Por: Karen Emília Formiga;
Desde sempre, mantive uma certa ojeriza a datas comemorativas, visto que, para mim, na minha interpretação (por vezes, equivocada), tratava-se mais de uma data comercial do que celebrativa.
Acreditei que a fase gótica revoltada com o sistema capitalista passaria depois da adolescência. Não passou. Segui para uma adulta que durante muito tempo não se sentiu confortável, de nenhuma forma, com as datas festivas que ensejavam feriados.
Por algum tempo, a Páscoa e seus chocolates retiravam de mim e de milhares de pessoas o real significado daquele dia, se é que ele existia mesmo. Por que a Páscoa caia em meses que não eram fixo? Alguns anos, em abril; outros, em março. O que o carnaval tinha a ver com a quaresma? e, por fim, por que a quarta-feira de cinzas estava inserida num calendário cristão se as pessoas ainda estavam com abadás carnavalescos e ressacadas de frevo (com sorte, ainda tinha quem contasse sobre os porres de lança-perfume). Era um cenário difícil de organizar. Não conseguia encaixar todos os personagens nesse enredo.
Até sentar, ler sobre e entender que o capitalismo se apoderou de um acontecimento que já existia. E não o contrário. Não era uma data criada para vendas. Era uma data, que de fato existiu, e que a conjuntura social e o desenho que a sociedade ganhou permitiu lucros com aquela situação.
O Natal era igualmente confuso. Não conseguia associar shoppings lotados de gente comprando e comprando com um bebê nascido pobre, num estábulo e que teve seu primeiro soninho numa manjedoura. Eram dois símbolos longínquos. Diametralmente opostos. Como você consegue colocar num mesmo contexto a mensagem do nascimento de Cristo com os filmes natalinos da Netflix? (que por sinal, eu amo. Não é uma crítica. É só uma falta de encaixe). Não tem como.
E assim, segui. Por anos, inclusive, na era facebook, escrevi sobre isso: todas as datas comemorativas causavam-me uma certa repulsa, facilmente identificada pelo cifrão monetário que elas traziam consigo. Para mim, era sobre lucro e não sobre o que quer que fosse que a data existia para lembrar.
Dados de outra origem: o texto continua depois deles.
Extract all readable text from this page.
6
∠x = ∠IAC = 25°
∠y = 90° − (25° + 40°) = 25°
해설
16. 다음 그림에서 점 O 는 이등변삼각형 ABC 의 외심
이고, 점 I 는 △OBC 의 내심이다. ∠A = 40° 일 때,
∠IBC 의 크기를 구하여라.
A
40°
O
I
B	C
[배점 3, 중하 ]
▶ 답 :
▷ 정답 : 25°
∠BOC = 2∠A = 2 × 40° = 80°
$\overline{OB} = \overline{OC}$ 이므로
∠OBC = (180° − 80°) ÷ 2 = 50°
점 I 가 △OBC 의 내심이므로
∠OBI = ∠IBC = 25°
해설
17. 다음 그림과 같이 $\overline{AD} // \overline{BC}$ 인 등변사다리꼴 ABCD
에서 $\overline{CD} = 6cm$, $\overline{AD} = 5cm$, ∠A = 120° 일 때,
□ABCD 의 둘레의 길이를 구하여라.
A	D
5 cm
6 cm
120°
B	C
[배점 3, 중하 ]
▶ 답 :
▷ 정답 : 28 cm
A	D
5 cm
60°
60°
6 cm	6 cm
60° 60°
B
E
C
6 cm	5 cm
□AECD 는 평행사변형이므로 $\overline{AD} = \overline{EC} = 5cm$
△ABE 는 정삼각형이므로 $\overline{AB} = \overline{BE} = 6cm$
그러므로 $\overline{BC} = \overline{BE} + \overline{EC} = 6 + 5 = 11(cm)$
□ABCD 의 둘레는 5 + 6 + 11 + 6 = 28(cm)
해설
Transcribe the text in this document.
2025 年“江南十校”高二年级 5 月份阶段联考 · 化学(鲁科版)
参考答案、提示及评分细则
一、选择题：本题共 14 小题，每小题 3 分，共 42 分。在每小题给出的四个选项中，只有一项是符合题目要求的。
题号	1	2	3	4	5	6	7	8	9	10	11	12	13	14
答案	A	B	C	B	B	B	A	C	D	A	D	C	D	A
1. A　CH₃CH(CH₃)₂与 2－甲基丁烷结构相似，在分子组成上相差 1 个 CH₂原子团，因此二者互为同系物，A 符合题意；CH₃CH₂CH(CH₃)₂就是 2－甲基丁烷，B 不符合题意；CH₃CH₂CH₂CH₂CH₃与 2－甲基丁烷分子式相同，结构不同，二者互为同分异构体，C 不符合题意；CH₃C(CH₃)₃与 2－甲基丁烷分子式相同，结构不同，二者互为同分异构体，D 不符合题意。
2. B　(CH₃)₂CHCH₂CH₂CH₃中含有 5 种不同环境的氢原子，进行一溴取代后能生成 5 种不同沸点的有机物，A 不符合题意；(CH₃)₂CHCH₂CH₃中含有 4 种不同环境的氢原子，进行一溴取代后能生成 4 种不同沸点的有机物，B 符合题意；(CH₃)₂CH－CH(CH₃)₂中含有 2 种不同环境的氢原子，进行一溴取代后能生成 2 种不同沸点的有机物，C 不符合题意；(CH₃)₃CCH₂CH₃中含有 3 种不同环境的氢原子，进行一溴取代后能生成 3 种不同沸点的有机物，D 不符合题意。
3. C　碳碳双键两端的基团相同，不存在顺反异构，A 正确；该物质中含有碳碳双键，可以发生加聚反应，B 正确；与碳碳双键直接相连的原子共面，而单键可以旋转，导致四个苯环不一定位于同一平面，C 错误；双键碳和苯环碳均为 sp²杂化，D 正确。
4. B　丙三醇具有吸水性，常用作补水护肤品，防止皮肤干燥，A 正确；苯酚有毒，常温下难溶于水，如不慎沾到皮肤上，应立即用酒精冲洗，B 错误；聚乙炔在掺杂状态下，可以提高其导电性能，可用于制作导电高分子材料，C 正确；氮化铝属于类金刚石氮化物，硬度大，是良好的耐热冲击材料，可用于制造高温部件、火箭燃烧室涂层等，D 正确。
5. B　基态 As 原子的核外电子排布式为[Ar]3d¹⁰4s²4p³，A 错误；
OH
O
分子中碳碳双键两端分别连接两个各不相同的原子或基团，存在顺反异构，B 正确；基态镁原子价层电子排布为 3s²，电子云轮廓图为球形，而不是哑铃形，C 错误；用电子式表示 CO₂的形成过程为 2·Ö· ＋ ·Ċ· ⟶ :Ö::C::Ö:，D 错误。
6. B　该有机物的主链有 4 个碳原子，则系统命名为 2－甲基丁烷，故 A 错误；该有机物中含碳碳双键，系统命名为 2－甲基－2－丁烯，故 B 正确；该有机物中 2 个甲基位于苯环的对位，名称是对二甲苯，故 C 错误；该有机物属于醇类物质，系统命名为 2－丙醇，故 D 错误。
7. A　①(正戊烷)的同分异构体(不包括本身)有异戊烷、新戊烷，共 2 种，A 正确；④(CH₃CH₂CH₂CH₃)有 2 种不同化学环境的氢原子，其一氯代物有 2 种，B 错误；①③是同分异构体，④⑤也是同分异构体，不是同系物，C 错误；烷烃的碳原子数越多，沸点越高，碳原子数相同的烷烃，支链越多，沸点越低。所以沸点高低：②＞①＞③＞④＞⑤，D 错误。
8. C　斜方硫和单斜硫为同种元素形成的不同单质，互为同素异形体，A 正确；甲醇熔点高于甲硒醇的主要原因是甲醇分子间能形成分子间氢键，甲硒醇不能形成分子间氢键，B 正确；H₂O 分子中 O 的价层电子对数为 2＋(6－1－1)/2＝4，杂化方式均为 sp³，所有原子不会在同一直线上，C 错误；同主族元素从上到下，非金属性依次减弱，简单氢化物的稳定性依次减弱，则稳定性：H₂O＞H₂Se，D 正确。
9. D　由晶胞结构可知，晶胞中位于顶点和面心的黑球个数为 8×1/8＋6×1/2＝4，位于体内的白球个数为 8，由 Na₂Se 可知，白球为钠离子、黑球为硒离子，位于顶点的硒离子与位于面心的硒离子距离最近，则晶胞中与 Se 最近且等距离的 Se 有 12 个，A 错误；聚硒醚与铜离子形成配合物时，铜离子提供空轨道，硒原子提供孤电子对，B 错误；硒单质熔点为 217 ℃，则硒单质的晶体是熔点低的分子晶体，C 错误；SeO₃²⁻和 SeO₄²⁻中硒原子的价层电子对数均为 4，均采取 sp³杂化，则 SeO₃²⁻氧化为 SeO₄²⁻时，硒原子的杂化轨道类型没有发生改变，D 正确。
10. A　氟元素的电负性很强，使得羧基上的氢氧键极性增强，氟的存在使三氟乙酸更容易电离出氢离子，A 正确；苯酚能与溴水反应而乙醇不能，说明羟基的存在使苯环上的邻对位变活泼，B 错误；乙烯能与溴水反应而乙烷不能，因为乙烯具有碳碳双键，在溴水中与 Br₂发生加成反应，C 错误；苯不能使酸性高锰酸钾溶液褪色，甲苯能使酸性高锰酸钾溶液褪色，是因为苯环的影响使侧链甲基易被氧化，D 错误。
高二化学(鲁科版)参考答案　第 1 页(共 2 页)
Achei justo existir “o dia dos namorados”. Pronto! Era uma data somente comercial, em que se comprava um presente, com dia e hora marcados. Ok! Lotavam-se restaurantes, motéis, floriculturas e as lojas de ursinhos de pelúcia. Ponto para o capitalismo. Tava ok não misturar com outras simbologias. Beleza! É uma data que. Sei lá, já nascia comercial e se mantinha movimentando economias até mais do que duravam os namoros. Vide os presentes parcelados que permaneciam sendo cobrados na fatura do cartão de crédito, quando a gente nem estava mais com a pessoa.
Passei por isso? Não. Eu não passei porque sempre fui péssima para dar presentes, mas tenho amigas que passaram e todas elas estão aqui nesse parágrafo, inclusive as que sofriam por não ter ninguém para presentear no dia dos namorados. Veja só: uma data que nasceu no e do comércio. Continuava sem fazer sentido para mim, mas pelo menos, não mexia com a simbologia sagrada de outros feriados. Era o que era e pronto. Algumas coisas, só precisamos aceitar sem divagar muito sobre. Ok para o dia dos namorados, então. Eu, mesmo na época namoradeira, não dei presentes e se os ganhei, perderam tempo me presenteando porque tanto fazia ser um presente em 12 de junho, como um dado em, sei lá, 10 de julho (que não se comemora nada especifico).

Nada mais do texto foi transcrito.